We have a new president-elect who promises to change health care as we know it. It appears that the Affordable Care Act’s demise, at least in part, is at hand. So what’s next? I believe the employer mandate for the most part will cease to exist. Furthermore, the individual mandate will have a different look and feel, and it too may go away. What won’t go away is health insurance for the 20 million+ people who have signed up for the exchanges or Medicaid. The individual mandate poses a huge problem because, simply stated, it is a losing financial venture. At present, few health insurers are willing to take on the risk. The incoming administration is proposing block grants to individual states empowering them to deal with health care as they see fit. These grants can be used to insure those who are now in the exchanges. Whatever happens, it will be very interesting as the congressional and public debate begins.
I want to focus on employer sponsored health plans’ trends, predictions and strategic planning tools. Transparency will be even more important now, as employer- sponsored plans are being unleashed from the coinsurance limitations of ACA. With the introduction of more high deductible plans with potentially even higher out-of-pocket costs employees will need to become better consumers. Yet 42 percent of employees believe they don’t have the information they need to make important medical decisions. Astoundingly few employees who are offered price transparency tools actually use them. Strategically-minded benefits professionals will need to pair transparency tools with coaches who serve as a medical ally and help with consumer navigation.
Employers should want employees to spend theirs and the employer’s money wisely and go to high quality providers to get the care they need and not care they don’t need. To accomplish this, proactive employers must continue to turn to strategies like partnerships with organizations that offer consumer education and navigation. Employers need employees shopping around based not only on cost but also on quality.

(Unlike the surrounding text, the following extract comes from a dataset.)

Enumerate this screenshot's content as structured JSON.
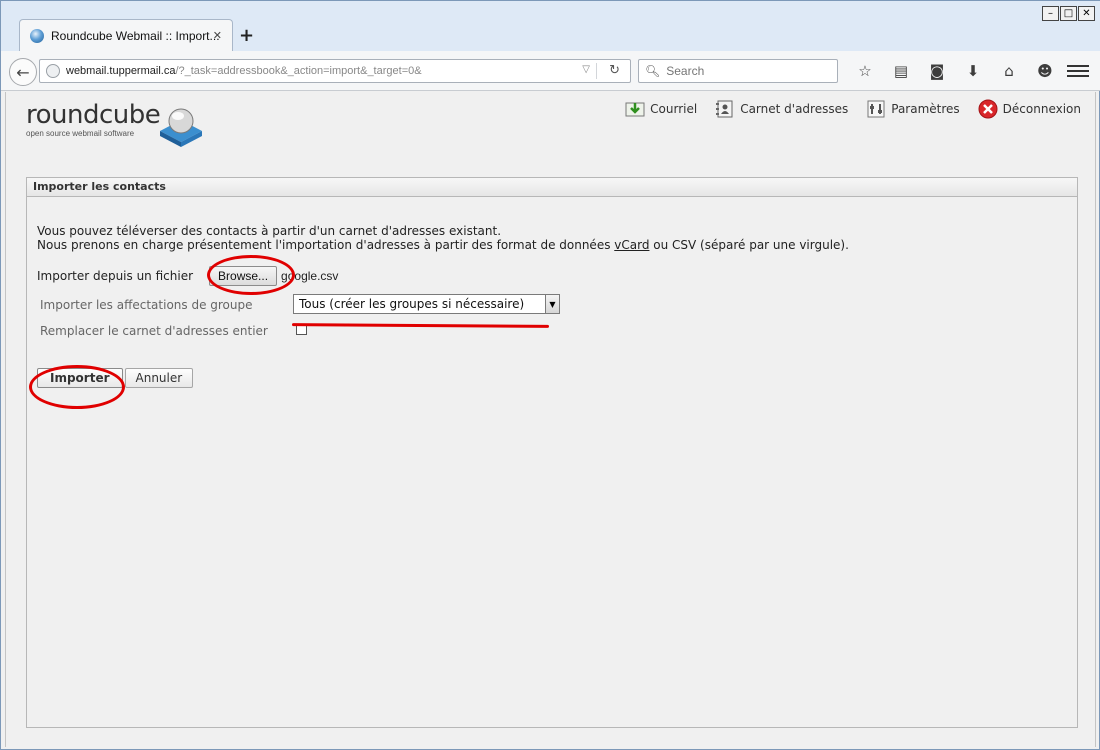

The trend to pay for value will continue. It will pay all to be focused on a process to steer employees toward the health care with the highest quality and the most efficiency. Again, we want employees to be consumers, but they can’t do it on their own. They need the right benefit designs and the support to get them to the best quality facilities like Centers of Excellence. Paying providers well for quality makes sense. Value is particularly important when managing high cost claims.
Consider these facts:
- The average high cost claimant costs $122,382 annually
- 1.2 percent of all members are high cost claimants
- High cost claimants comprise 31 percent of total spending
- High cost claimants cost 29.3 times as much as members on average
- 53 percent of the health care costs for high cost claimants are for chronic conditions, while 47 percent are for acute conditions
- The costliest claims include cancer treatments, heart disease, live birth, perinatal conditions, and blood infections
It only makes sense to find the absolute best Centers of Excellence renowned for delivering results. The name of the game here is employer intervention with employees’ health conditions that have related high costs.
Here are some tools to mitigate large claims through prevention and high quality value-based treatment:
- Mining health data to target certain chronic conditions
- Engaging beneficiaries to be active plan participants
- Implementing wellness programs with a clinical orientation
- Developing Health Insurance Portability and Accountability Act (HIPAA)-compliant, predictive biometric screening profiles
- Using care management to target the costs of particular diseases or procedures
The way I see it, the demise of ACA unleashes multiple strategies and the power of the free market. Competition makes for a better product and a better price. I expect to see good things happen.